800,000 t of lead are produced from spent batteries each year in Africa. According to the “Lead Recycling Africa Project” by the non-profit association Öko-Institute (Institute for Applied Ecology), Freiburg, Germany, and partners in Ethiopia, Cameroon, Kenya, and Tanzania, working conditions in many lead smelters in Africa are catastrophic [1].

Scrap dealers sell car batteries to suppliers for lead smelters. Batteries without acid bring more money, so the traders pour the sulfuric acid on the road or in backyards – with the lead dissolved or dispersed in the acid. In the lead smelters, the worker open the batteries, remove the lead as well as lead oxide and reduce the lead oxide with wood charcoal or oil to elemental lead. They then pour the liquid heavy metal into bars. Such crude lead contains about 3 % impurities, including tin and antimony. It is purified in refineries in other parts of the world.

Many lead smelters lack even basic precautionary measures to prevent the emission of lead and battery acid to the workspace and the environment. Many workers as well as doctors do not know that lead is toxic. A study on workers in Ghana found an average of 1460 μg L–1 lead in the blood of the workers. The World Health Organization (WHO) recommends 100 μg L–1 as the maximum value. Accordingly, a lead concentration above 150 μg L–1 inhibits enzymes for the formation of blood. Even the families and acquaintances of the workers are suffering from lead poisoning. The dusts reaches them via the clothes of the workers. Moreover, lead smelters are in densely populated areas.

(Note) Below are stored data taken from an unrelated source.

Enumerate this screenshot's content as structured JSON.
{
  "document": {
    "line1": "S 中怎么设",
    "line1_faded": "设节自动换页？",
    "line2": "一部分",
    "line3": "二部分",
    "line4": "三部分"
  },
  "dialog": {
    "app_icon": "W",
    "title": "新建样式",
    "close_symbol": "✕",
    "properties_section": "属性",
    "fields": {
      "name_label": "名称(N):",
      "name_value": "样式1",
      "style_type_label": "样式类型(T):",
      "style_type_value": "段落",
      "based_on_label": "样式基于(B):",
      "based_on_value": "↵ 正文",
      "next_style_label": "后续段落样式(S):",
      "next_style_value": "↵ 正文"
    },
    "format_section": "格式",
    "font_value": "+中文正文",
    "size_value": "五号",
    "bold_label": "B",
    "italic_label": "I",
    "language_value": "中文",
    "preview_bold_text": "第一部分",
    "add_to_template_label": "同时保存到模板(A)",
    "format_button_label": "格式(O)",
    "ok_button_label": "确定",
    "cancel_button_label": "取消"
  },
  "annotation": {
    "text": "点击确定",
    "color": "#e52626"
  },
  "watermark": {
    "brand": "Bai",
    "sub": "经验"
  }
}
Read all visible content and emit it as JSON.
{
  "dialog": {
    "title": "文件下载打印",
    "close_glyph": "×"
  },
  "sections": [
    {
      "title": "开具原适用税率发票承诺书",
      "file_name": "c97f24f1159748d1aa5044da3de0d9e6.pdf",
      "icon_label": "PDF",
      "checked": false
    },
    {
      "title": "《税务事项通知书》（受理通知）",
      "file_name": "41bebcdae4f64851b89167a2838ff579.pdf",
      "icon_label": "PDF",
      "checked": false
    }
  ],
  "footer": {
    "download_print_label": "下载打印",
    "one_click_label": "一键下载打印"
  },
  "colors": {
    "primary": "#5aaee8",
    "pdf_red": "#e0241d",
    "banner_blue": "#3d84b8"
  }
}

Andreas Manhart, Öko-Institute, and colleagues from the Lead Recycling Africa Project want to improve the situation by education and pressure on the authorities. In their opinion, simple means would already make a great difference: work clothes, facial masks, showers, canteens, the possibility to wash hands, and regular advice to the workers to drink a lot.

In addition, they recommend that producers of batteries, vehicles, and power systems should make sure to source solely from facilities and supply chains that implement best available technologies for battery recycling and lead processing.


 

[1] The deadly business, Findings from the Lead Recycling Africa Projects,
Andreas Manhart (Oeko-Institut e.V.), Tadesse Amera (PAN-Ethiopia), Gilbert Kuepouo (CREPD-Cameroon), Diana Mathai (CJGEA-Kenya), Silvani Mng’anya (AGENDA-Tanzania), Tobias Schleicher (Oeko-Institut e.V.),
Oeko-Institut e.V., Freiburg, Germany, May 2016.